L’équipe MDT fonctionne comme un système capteur–réaction, garantissant la sécurité ambulatoire et la détection précoce des opportunités :

  • Médecin en imagerie : suivi longitudinal structurel et fonctionnel, alertes proactives

  • Personnel de laboratoire : radar biologique longitudinal, détection précoce des points de rupture, respect des délais d’action

  • Pharmacien clinicien (GPP) : sécurisation de la polymédication, revue des interactions, renforcement de l’adhésion

  • Infirmiers / personnel de suivi ambulatoire : check-lists, détection des signaux d’alerte, coordination des références

  • Coordination des soins : suivi à domicile, contact proactif, détection des phases de glissement

  • Équipe de médecine visuelle / media médicale : standardisation des images avant–après pour renforcer l’adhésion

  • Support données & opérations : agrégation temporelle des données, tableaux de bord, journaux décisionnels, contrôle qualité


IV. DISPOSITIF DE SÉCURITÉ OBLIGATOIRE ET LIEN AVEC LES HÔPITAUX DE NIVEAU SUPÉRIEUR

1) Accords formels de référence bidirectionnelle

Doivent préciser :

  • les critères de transfert (signaux d’alerte, valeurs critiques, dépassement des limites ambulatoires),

  • les transferts en urgence ou programmés,

  • les données obligatoires de transmission,

  • les canaux de communication et les mécanismes de concertation rapide.

2) Réintégration post-hospitalisation (0–30 jours)

Réconciliation médicamenteuse, intensification du suivi et ajustement du plan par phases afin de préserver les fenêtres d’opportunité après un épisode hospitalier.

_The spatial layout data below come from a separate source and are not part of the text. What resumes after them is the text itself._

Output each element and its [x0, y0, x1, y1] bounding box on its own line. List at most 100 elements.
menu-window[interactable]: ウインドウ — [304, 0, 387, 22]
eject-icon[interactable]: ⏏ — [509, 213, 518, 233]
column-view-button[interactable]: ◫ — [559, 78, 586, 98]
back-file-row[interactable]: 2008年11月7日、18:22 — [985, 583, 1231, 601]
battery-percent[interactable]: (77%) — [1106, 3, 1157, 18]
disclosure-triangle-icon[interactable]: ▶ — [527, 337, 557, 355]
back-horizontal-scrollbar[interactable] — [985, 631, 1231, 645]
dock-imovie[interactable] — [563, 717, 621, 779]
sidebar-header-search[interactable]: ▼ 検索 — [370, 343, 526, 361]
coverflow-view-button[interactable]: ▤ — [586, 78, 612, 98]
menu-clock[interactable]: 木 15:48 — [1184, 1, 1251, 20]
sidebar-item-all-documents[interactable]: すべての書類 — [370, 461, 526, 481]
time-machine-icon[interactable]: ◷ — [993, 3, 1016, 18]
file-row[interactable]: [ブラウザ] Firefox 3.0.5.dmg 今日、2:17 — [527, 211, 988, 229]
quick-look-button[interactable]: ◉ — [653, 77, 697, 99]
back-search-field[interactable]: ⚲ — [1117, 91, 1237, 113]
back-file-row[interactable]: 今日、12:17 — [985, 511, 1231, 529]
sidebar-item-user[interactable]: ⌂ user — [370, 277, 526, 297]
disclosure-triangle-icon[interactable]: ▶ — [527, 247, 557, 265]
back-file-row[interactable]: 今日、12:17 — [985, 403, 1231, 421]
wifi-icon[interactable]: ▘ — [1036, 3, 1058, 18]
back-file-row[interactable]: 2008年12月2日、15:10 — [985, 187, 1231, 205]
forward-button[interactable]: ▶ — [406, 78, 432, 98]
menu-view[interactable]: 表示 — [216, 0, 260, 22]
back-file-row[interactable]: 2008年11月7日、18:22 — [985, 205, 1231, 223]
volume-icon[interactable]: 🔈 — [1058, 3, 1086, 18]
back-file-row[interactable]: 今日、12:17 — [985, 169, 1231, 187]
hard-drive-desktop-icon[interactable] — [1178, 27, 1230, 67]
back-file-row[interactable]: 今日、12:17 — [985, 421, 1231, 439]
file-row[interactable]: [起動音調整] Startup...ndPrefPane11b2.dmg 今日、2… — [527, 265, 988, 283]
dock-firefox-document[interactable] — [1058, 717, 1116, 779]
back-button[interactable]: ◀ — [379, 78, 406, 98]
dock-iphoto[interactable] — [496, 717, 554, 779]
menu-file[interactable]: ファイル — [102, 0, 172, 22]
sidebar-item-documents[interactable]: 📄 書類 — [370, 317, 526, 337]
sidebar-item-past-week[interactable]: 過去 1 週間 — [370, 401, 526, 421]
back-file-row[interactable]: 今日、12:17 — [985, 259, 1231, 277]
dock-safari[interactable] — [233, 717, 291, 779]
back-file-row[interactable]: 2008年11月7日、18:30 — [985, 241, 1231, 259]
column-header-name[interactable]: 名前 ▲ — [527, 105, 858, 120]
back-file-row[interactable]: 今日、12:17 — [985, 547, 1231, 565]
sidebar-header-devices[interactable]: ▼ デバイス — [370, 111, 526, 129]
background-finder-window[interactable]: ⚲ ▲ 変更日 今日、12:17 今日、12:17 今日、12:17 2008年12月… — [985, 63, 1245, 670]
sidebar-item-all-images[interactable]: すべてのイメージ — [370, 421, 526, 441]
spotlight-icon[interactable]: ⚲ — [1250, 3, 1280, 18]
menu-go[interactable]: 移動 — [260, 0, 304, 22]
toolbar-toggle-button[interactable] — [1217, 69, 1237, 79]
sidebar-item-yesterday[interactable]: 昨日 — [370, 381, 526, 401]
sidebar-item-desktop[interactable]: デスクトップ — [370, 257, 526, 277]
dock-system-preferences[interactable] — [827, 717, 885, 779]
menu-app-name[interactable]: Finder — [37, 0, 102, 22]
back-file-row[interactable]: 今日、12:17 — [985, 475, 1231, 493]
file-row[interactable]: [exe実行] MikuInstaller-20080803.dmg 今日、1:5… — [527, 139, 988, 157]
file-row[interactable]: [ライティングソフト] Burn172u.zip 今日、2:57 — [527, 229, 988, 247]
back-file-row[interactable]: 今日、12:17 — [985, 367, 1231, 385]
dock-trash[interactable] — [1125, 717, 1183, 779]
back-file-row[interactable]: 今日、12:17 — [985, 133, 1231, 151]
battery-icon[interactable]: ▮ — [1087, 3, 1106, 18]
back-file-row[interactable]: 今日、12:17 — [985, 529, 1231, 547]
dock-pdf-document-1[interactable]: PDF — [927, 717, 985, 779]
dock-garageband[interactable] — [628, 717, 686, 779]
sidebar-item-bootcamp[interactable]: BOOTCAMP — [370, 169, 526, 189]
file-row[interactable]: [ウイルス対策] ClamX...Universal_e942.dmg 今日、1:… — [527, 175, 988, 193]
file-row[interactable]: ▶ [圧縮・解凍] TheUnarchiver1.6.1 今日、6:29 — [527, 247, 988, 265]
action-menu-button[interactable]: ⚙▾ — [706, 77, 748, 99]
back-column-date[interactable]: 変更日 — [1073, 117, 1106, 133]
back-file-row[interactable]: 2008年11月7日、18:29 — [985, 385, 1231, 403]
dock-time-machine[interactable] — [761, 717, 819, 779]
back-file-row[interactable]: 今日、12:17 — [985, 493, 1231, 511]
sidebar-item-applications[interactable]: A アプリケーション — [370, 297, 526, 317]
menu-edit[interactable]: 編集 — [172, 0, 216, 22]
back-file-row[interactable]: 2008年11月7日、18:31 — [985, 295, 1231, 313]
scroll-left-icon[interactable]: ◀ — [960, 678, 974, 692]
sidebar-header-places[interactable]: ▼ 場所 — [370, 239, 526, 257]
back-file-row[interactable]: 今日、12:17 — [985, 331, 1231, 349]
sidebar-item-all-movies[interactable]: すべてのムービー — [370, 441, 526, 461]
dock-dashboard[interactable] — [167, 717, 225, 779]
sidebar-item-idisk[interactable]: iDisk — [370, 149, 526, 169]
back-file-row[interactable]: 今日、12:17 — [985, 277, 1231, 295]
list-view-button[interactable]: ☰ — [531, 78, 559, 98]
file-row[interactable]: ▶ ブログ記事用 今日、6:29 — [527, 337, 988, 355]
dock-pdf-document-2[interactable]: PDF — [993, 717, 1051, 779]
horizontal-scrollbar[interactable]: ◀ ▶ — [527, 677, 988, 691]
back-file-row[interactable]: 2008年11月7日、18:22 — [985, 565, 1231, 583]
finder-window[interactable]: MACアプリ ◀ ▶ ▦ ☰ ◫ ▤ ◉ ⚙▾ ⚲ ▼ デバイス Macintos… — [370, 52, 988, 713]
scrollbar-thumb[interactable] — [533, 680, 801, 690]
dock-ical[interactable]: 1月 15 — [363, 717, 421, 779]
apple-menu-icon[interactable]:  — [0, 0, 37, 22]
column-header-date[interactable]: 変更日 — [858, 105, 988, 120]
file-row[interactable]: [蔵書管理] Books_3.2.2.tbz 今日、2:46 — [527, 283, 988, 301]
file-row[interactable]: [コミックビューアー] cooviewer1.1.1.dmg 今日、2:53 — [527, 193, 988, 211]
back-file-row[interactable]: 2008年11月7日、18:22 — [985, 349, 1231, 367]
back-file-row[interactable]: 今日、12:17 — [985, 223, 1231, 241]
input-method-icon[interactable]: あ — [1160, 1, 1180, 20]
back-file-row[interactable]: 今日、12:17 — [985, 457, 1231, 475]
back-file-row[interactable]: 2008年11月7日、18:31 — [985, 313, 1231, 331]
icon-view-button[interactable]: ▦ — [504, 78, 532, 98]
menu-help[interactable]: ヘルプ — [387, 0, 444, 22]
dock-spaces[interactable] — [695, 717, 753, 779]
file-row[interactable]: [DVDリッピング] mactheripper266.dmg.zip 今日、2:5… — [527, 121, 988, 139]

V. COUCHE OPÉRATIONNELLE CLINIQUE MINIMALE

• Stratification du risque et critères d’éligibilité ambulatoire
• Seuils d’action (signaux d’alerte, valeurs critiques) avec scénarios de réponse
• Gouvernance de la polymédication par filtres de sécurité multiniveaux
• Décision clinique fondée sur les tendances longitudinales
• Journal décisionnel et auditabilité pour la traçabilité et la reproductibilité


VI. CONDITIONS MINIMALES EN DONNÉES ET TECHNOLOGIES

Dossier médical électronique longitudinal intégré à une base de données de la zone aveugle clinique :

• EMR interopérable (consultation–biologie–imagerie–pharmacie)
• Tableaux de bord de tendances, alertes par seuils, contrôle d’accès et traçabilité
• Données spécifiques de la zone aveugle (configurations de risque, points de rupture, modèles d’interaction, scénarios par phases) guidant l’opérationnel et la détection des opportunités


CONCLUSION

Pour déployer un modèle de soins ambulatoires intégrés pour la multimorbidité chronique complexe tel que le Vien Gut Model, un établissement de santé doit a minima disposer :

• d’une infrastructure légale et organisationnelle adéquate (centre pluridisciplinaire avec quatre spécialités de base et pharmacie GPP)
• de ressources humaines opérationnelles (Clinical Conductor et MDT structurée en chaîne opérationnelle)
• d’un dispositif de sécurité obligatoire (seuils d’action, scénarios de réponse, référence bidirectionnelle)
• d’une couche opérationnelle clinique (stratification du risque, suivi longitudinal, gouvernance de la polymédication, traçabilité décisionnelle)
• d’une infrastructure de données et de technologies intégrant la base de données de la zone aveugle clinique

Avec ces conditions minimales, l’ambulatoire cesse d’être une zone à haut risque laissée sans contrôle et devient un espace clinique gouvernable, capable de préserver les fonctions vitales, d’éviter le point de non-retour et d’améliorer les résultats chez les patients atteints de multimorbidité chronique complexe.